Closing Your USDA Loan
You and your lender will choose a closing day for your USDA loan. You obviously can’t close on it until the underwriter clears it for closing. At this point, your lender will draw up the closing documents and you’ll meet your loan officer at the chosen title company. At the title company, an escrow agent will close your loan for you.
As you review your documents, you’ll see a Closing Disclosure. This document shows you all of the charges the lender and other third parties are charging for their role in your loan. Among those costs, you’ll see ‘prepaid costs,’ especially prepaid interest. This is the interest charged on your loan from the date of closing to the end of the month.
The closer you close to the end of the month, the less prepaid interest you pay. You can call the interest per diem interest, as it’s a per day charge. So if you close 10 days before the end of the month, you’ll pay 10 days of interest. If you close 2 days before the end of the month, you’ll pay 2 days of interest. As you can see, it works in your benefit to close as close to the end of the month as possible.
Why You Don’t Owe a Payment Right Away
You might still be thinking ‘what about the interest for the next month?’ If you don’t make a mortgage payment until the following month, when do you pay the interest for the entire month that you have the loan?
It’s simple – all of the interest that you pay, you pay in arrears. In other words, the interest you pay in October covers the interest from September. The interest you pay in November covers the interest for October.
This is why you ‘skip’ a payment. In reality, you are still paying interest from the day you take out the loan. You just don’t have to make a formal payment until the first of the month after the month of your closing.
For example, if you close on your loan on October 15th, your first USDA mortgage payment is due on December 1st. You would pay per diem interest to cover the rest of October. The mortgage payment you make then covers the interest from November.
The Exception to the Rule
In some cases (rare), you may be able to request that your mortgage payment start the very next month.
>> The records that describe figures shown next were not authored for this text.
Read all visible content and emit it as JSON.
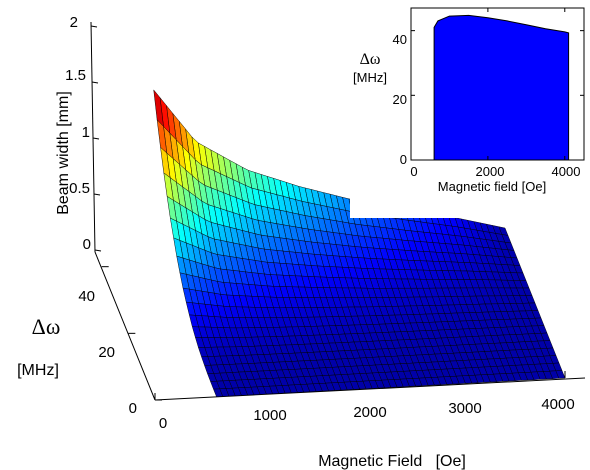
{
  "chart_data": [
    {
      "type": "surface",
      "xlabel": "Magnetic Field   [Oe]",
      "ylabel_symbol": "Δω",
      "ylabel_unit": "[MHz]",
      "zlabel": "Beam width [mm]",
      "x_ticks": [
        "0",
        "1000",
        "2000",
        "3000",
        "4000"
      ],
      "y_ticks": [
        "0",
        "20",
        "40"
      ],
      "z_ticks": [
        "0",
        "0.5",
        "1",
        "1.5",
        "2"
      ],
      "xlim": [
        0,
        4000
      ],
      "ylim": [
        0,
        45
      ],
      "zlim": [
        0,
        2
      ],
      "colormap": "jet",
      "surface": {
        "magnetic_field_oe": [
          600,
          1000,
          1500,
          2000,
          2500,
          3000,
          3500,
          4000
        ],
        "beam_width_at_max_dw_mm": [
          1.4,
          0.92,
          0.64,
          0.47,
          0.33,
          0.22,
          0.12,
          0.0
        ],
        "delta_omega_max_mhz": 45
      }
    },
    {
      "type": "area",
      "xlabel": "Magnetic field [Oe]",
      "ylabel_symbol": "Δω",
      "ylabel_unit": "[MHz]",
      "x_ticks": [
        "0",
        "2000",
        "4000"
      ],
      "y_ticks": [
        "0",
        "20",
        "40"
      ],
      "xlim": [
        0,
        4500
      ],
      "ylim": [
        0,
        47
      ],
      "color": "#0000ff",
      "x": [
        600,
        700,
        1000,
        1500,
        2000,
        2500,
        3000,
        3500,
        4000,
        4100
      ],
      "y": [
        41,
        43,
        44.5,
        44.7,
        44,
        43,
        41.8,
        40.6,
        39.6,
        39.3
      ]
    }
  ]
}
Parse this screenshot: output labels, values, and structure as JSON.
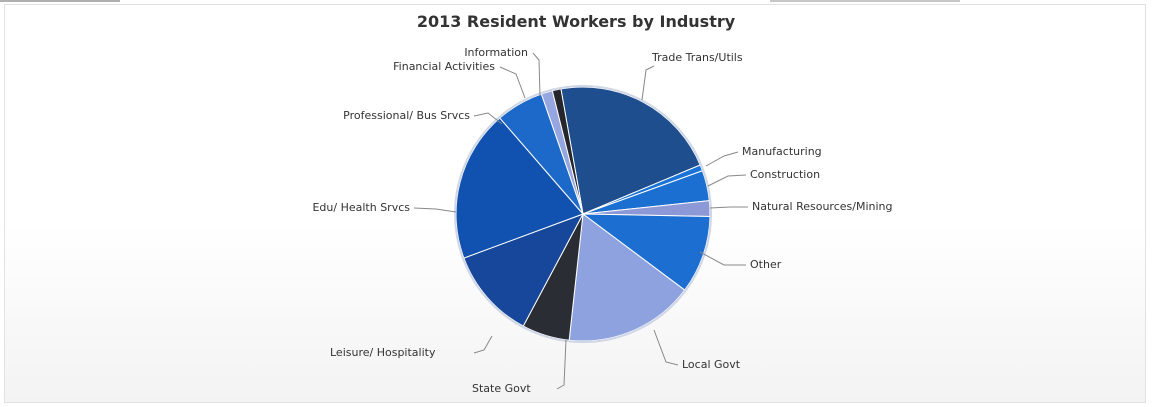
{
  "chart_data": {
    "type": "pie",
    "title": "2013 Resident Workers by Industry",
    "slices": [
      {
        "label": "Trade Trans/Utils",
        "value": 19.5,
        "color": "#1f4e8f"
      },
      {
        "label": "Manufacturing",
        "value": 0.7,
        "color": "#1a73d6"
      },
      {
        "label": "Construction",
        "value": 3.5,
        "color": "#1a6fd1"
      },
      {
        "label": "Natural Resources/Mining",
        "value": 1.8,
        "color": "#8c99d6"
      },
      {
        "label": "Other",
        "value": 9.0,
        "color": "#1c6fd0"
      },
      {
        "label": "Local Govt",
        "value": 15.0,
        "color": "#8ea2df"
      },
      {
        "label": "State Govt",
        "value": 5.5,
        "color": "#2a2d33"
      },
      {
        "label": "Leisure/ Hospitality",
        "value": 10.5,
        "color": "#17479a"
      },
      {
        "label": "Edu/ Health Srvcs",
        "value": 17.5,
        "color": "#1152b0"
      },
      {
        "label": "Professional/ Bus Srvcs",
        "value": 5.5,
        "color": "#1d69c9"
      },
      {
        "label": "Financial Activities",
        "value": 1.3,
        "color": "#96a6e0"
      },
      {
        "label": "Information",
        "value": 1.0,
        "color": "#25272c"
      }
    ],
    "start_angle_deg": -10,
    "legend": "none"
  }
}
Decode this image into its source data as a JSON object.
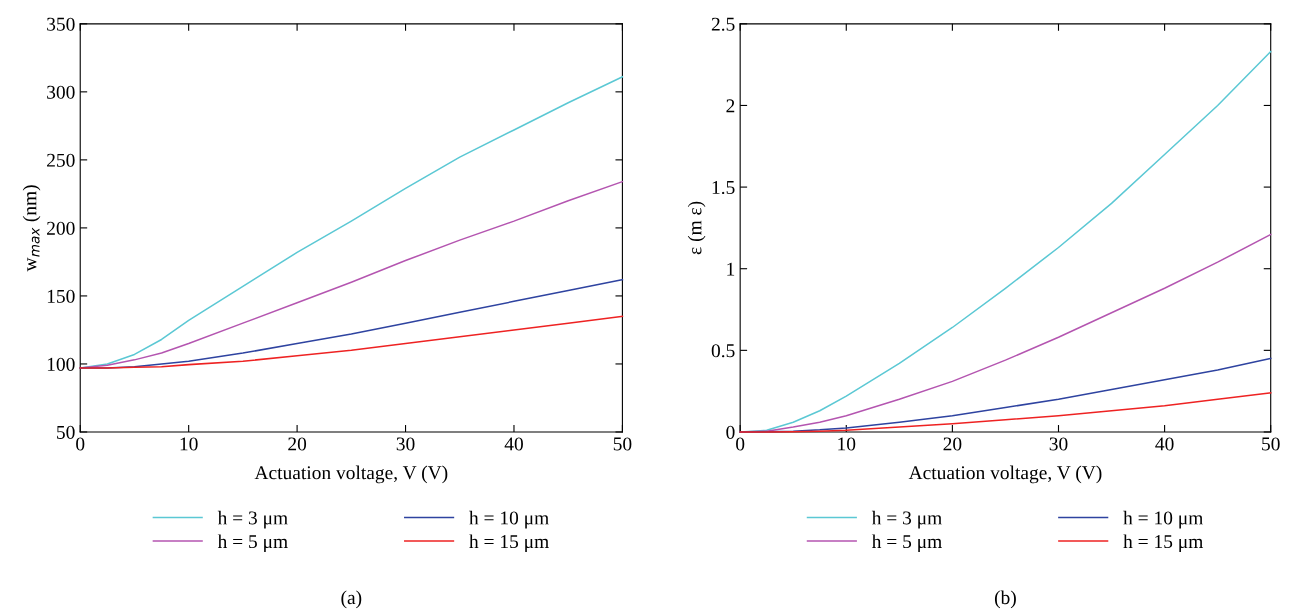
{
  "chart_data": [
    {
      "type": "line",
      "xlabel": "Actuation voltage, V (V)",
      "ylabel": "w$_{max}$ (nm)",
      "x": [
        0,
        2.5,
        5,
        7.5,
        10,
        15,
        20,
        25,
        30,
        35,
        40,
        45,
        50
      ],
      "xlim": [
        0,
        50
      ],
      "xticks": [
        0,
        10,
        20,
        30,
        40,
        50
      ],
      "ylim": [
        50,
        350
      ],
      "yticks": [
        50,
        100,
        150,
        200,
        250,
        300,
        350
      ],
      "legend": "bottom",
      "grid": false,
      "annotations": [
        "(a)"
      ],
      "series": [
        {
          "name": "h = 3 μm",
          "color": "#5bc8d4",
          "values": [
            97,
            100,
            107,
            118,
            132,
            157,
            182,
            205,
            229,
            252,
            272,
            292,
            311
          ]
        },
        {
          "name": "h = 5 μm",
          "color": "#b455b0",
          "values": [
            97,
            99,
            103,
            108,
            115,
            130,
            145,
            160,
            176,
            191,
            205,
            220,
            234
          ]
        },
        {
          "name": "h = 10 μm",
          "color": "#2e43a0",
          "values": [
            97,
            97,
            98,
            100,
            102,
            108,
            115,
            122,
            130,
            138,
            146,
            154,
            162
          ]
        },
        {
          "name": "h = 15 μm",
          "color": "#ee2222",
          "values": [
            97,
            97,
            97.5,
            98,
            99.5,
            102,
            106,
            110,
            115,
            120,
            125,
            130,
            135
          ]
        }
      ]
    },
    {
      "type": "line",
      "xlabel": "Actuation voltage, V (V)",
      "ylabel": "ε (m ε)",
      "x": [
        0,
        2.5,
        5,
        7.5,
        10,
        15,
        20,
        25,
        30,
        35,
        40,
        45,
        50
      ],
      "xlim": [
        0,
        50
      ],
      "xticks": [
        0,
        10,
        20,
        30,
        40,
        50
      ],
      "ylim": [
        0,
        2.5
      ],
      "yticks": [
        0,
        0.5,
        1,
        1.5,
        2,
        2.5
      ],
      "legend": "bottom",
      "grid": false,
      "annotations": [
        "(b)"
      ],
      "series": [
        {
          "name": "h = 3 μm",
          "color": "#5bc8d4",
          "values": [
            0,
            0.01,
            0.06,
            0.13,
            0.22,
            0.42,
            0.64,
            0.88,
            1.13,
            1.4,
            1.7,
            2.0,
            2.33
          ]
        },
        {
          "name": "h = 5 μm",
          "color": "#b455b0",
          "values": [
            0,
            0.005,
            0.03,
            0.06,
            0.1,
            0.2,
            0.31,
            0.44,
            0.58,
            0.73,
            0.88,
            1.04,
            1.21
          ]
        },
        {
          "name": "h = 10 μm",
          "color": "#2e43a0",
          "values": [
            0,
            0.001,
            0.005,
            0.013,
            0.025,
            0.06,
            0.1,
            0.15,
            0.2,
            0.26,
            0.32,
            0.38,
            0.45
          ]
        },
        {
          "name": "h = 15 μm",
          "color": "#ee2222",
          "values": [
            0,
            0,
            0.002,
            0.005,
            0.01,
            0.03,
            0.05,
            0.075,
            0.1,
            0.13,
            0.16,
            0.2,
            0.24
          ]
        }
      ]
    }
  ]
}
This is the case when you close on your loan on the 1st, 2nd, or 3rd of the month. Lenders don’t usually allow this practice much after the 3rd day of the month.
If you do close on one of the above dates, you can ask the lender to credit you the few days of interest and have your first mortgage payment due in the very next month. Only lenders that can process the loan and get your account set up quickly can offer this option, though. It’s usually best if you stick to the late in the month closing in order to make things the easiest. This also gives you more time to prepare yourself for your new mortgage payment.
Either way, you are going to pay the same amount of interest on your USDA loan regardless of the closing date. It all comes down to how much money you have to come up with at the closing as well as how soon your first payment is due. Make sure you cover all of your options with your lender so that you make the choice that works the best for you.